Wednesday, February 18, 2009

Lost Girls

I'm one of the many lost girls at Kripalu. I rock cave girl shag hair, found things, tattered shirts that borderline dresses and pants that resemble pajamas. My love waits somewhere between sleep and life. My reality happens when I'm least expecting it. It tricks me, my shadow. I spot it dancing from across the room, laughing at me because I try to know too much. I sink back into that space between sleep and life, chasing that elastic shadow through koshic layers until finally it dissolves and there is only pulsing. Remembering.

Uh oh, getting sexy with myself. Remembering stories, concocting devices, tricking the mystery, confusing the line where it plays me and I play it. Intruding on my insides. Oversharing. Taking thangs too far in myself and complicating that dream, that me. My shadow is still and impatient, as I dance and run around it, flapping my cardboard wings.

Some thangs be expanded and grow wide inside (some of this happens online) and some are balloons and some are chicken wire and plastic wrap and I think this could be an interesting installation project. Where would it go? Maybe in the Kripalu shop, my chicken wire/balloon/medical tape/gauze sculptures, shrunk into bite size pieces so people can purchase 'an authentic experience'. Maybe I could make a kit, complete with materials and instructional dvd, and they could try it out for themselves.

I could install my thang somewhere natural, create a functional tree house where my anandamaya kosha can hide out, maybe right over Monk's pond.

I could install it like a chandelier inside one of the many enormous institutional buildings I explore in the space between my awareness and unawareness, the buildings of my breath, where I live as a witness or else a witness of a witness...

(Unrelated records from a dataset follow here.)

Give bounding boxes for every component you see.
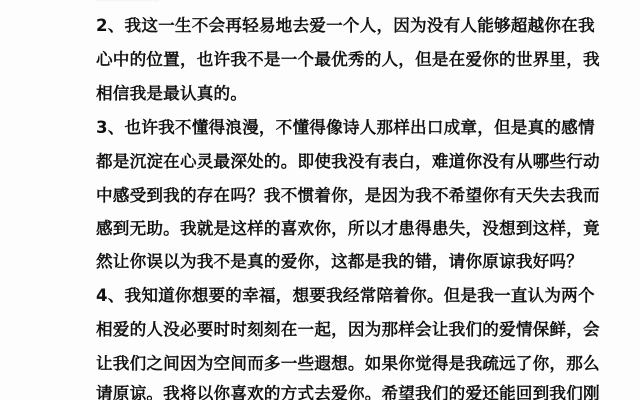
paragraph-2-line-1: 2、我这一生不会再轻易地去爱一个人，因为没有人能够超越你在我 (96, 16, 546, 36)
cut-off-text-line: ………………… (96, 0, 206, 3)
paragraph-4-line-3: 让我们之间因为空间而多一些遐想。如果你觉得是我疏远了你，那么 (96, 354, 546, 374)
paragraph-2-line-3: 相信我是最认真的。 (96, 84, 546, 104)
document-page: ………………… 2、我这一生不会再轻易地去爱一个人，因为没有人能够超越你在我 心… (0, 0, 640, 400)
paragraph-4-line-4: 请原谅。我将以你喜欢的方式去爱你。希望我们的爱还能回到我们刚 (96, 384, 546, 400)
paragraph-3-line-1: 3、也许我不懂得浪漫，不懂得像诗人那样出口成章，但是真的感情 (96, 118, 546, 138)
paragraph-3-line-2: 都是沉淀在心灵最深处的。即使我没有表白，难道你没有从哪些行动 (96, 152, 546, 172)
paragraph-2-line-2: 心中的位置，也许我不是一个最优秀的人，但是在爱你的世界里，我 (96, 50, 546, 70)
paragraph-3-line-3: 中感受到我的存在吗？我不惯着你，是因为我不希望你有天失去我而 (96, 186, 546, 206)
paragraph-4-line-2: 相爱的人没必要时时刻刻在一起，因为那样会让我们的爱情保鲜，会 (96, 320, 546, 340)
paragraph-4-line-1: 4、我知道你想要的幸福，想要我经常陪着你。但是我一直认为两个 (96, 286, 546, 306)
paragraph-3-line-5: 然让你误以为我不是真的爱你，这都是我的错，请你原谅我好吗？ (96, 252, 546, 272)
paragraph-3-line-4: 感到无助。我就是这样的喜欢你，所以才患得患失，没想到这样，竟 (96, 219, 546, 239)
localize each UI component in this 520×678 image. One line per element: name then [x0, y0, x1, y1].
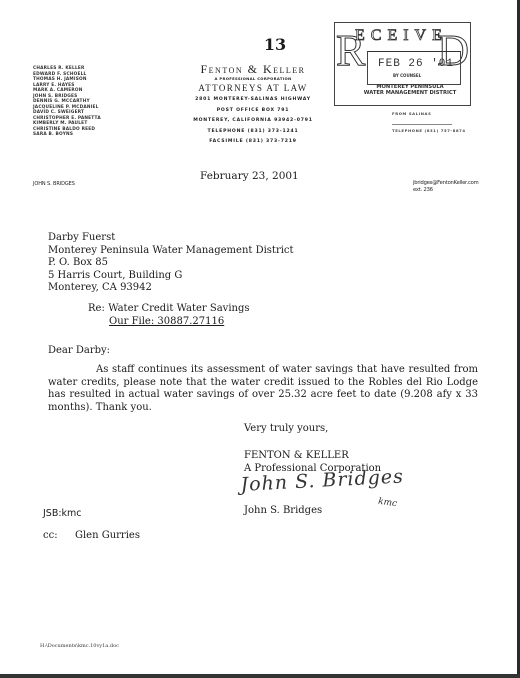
stamp-date-box: FEB 26 '01 BY COUNSEL: [367, 51, 461, 85]
letter-date: February 23, 2001: [200, 170, 299, 182]
document-file-path: H:\Documents\kmc.10vy1a.doc: [40, 643, 119, 649]
cc-line: cc:Glen Gurries: [43, 530, 140, 543]
author-email[interactable]: jbridges@FentonKeller.com: [413, 180, 478, 187]
stamp-organization: Monterey Peninsula Water Management Dist…: [355, 85, 465, 96]
recipient-organization: Monterey Peninsula Water Management Dist…: [48, 245, 294, 258]
partner-name: Sara B. Boyns: [33, 132, 101, 138]
facsimile: Facsimile (831) 373-7219: [168, 139, 338, 144]
reference-subject: Water Credit Water Savings: [108, 303, 249, 314]
address-po-box: Post Office Box 791: [168, 108, 338, 113]
stamp-date: FEB 26 '01: [378, 58, 454, 70]
address-city: Monterey, California 93942-0791: [168, 118, 338, 123]
author-contact: jbridges@FentonKeller.com ext. 236: [413, 180, 478, 193]
salutation: Dear Darby:: [48, 345, 110, 358]
scan-edge-bottom: [0, 674, 520, 678]
stamp-counsel: BY COUNSEL: [393, 73, 421, 78]
typist-initials: JSB:kmc: [43, 508, 82, 519]
page-number: 13: [250, 35, 300, 54]
address-street: 2801 Monterey-Salinas Highway: [168, 97, 338, 102]
recipient-street: 5 Harris Court, Building G: [48, 270, 294, 283]
body-paragraph: As staff continues its assessment of wat…: [48, 364, 478, 414]
reference-block: Re: Water Credit Water Savings Our File:…: [88, 303, 250, 328]
recipient-po-box: P. O. Box 85: [48, 257, 294, 270]
signer-name: John S. Bridges: [244, 505, 322, 518]
recipient-city: Monterey, CA 93942: [48, 282, 294, 295]
author-extension: ext. 236: [413, 187, 478, 194]
signature-initials: kmc: [377, 497, 397, 510]
attorneys-at-law: Attorneys at Law: [168, 83, 338, 93]
cc-name: Glen Gurries: [75, 530, 140, 541]
reference-file: Our File: 30887.27116: [88, 316, 250, 329]
telephone-salinas: Telephone (831) 757-8874: [392, 128, 466, 133]
closing: Very truly yours,: [244, 423, 328, 436]
from-salinas: From Salinas: [392, 111, 431, 116]
stamp-received-text: ECEIVE: [355, 27, 448, 45]
stamp-org-line: Water Management District: [355, 91, 465, 97]
author-name: John S. Bridges: [33, 181, 75, 187]
telephone: Telephone (831) 373-1241: [168, 129, 338, 134]
recipient-address: Darby Fuerst Monterey Peninsula Water Ma…: [48, 232, 294, 295]
cc-label: cc:: [43, 530, 75, 543]
professional-corporation: A Professional Corporation: [168, 76, 338, 81]
signature-firm: FENTON & KELLER: [244, 450, 381, 463]
received-stamp: R D ECEIVE FEB 26 '01 BY COUNSEL Montere…: [334, 22, 471, 106]
firm-name: Fenton & Keller: [168, 62, 338, 77]
partners-list: Charles R. Keller Edward F. Schoell Thom…: [33, 66, 101, 138]
recipient-name: Darby Fuerst: [48, 232, 294, 245]
divider: [392, 124, 452, 125]
reference-label: Re:: [88, 303, 105, 316]
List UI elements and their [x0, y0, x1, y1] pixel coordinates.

I could swim in my installation, trying out my molecular modification skills, inhaling long streamers of gauze, exhaling fairy dust, turning all sharp gusts of wind into soft dreamy mists

I could burn it with my gaze

I could put it on ebay and say it is a mummy

I could slice it up and encase them in slices in glass or seal them with epoxy, sell it to the smithsonian

What is that machine that video records the spaces that have no time? I could trade it for one of those

I could stick it in a cornfield to scare the crows away

n
e
wayz



Too lazy to teach, to busy brooding in my bunk to dream up more dharma for myself. Gotta get that pitta down. Walking the line where my love waits, wondering when I'll be ready to let it out to show me what it wants.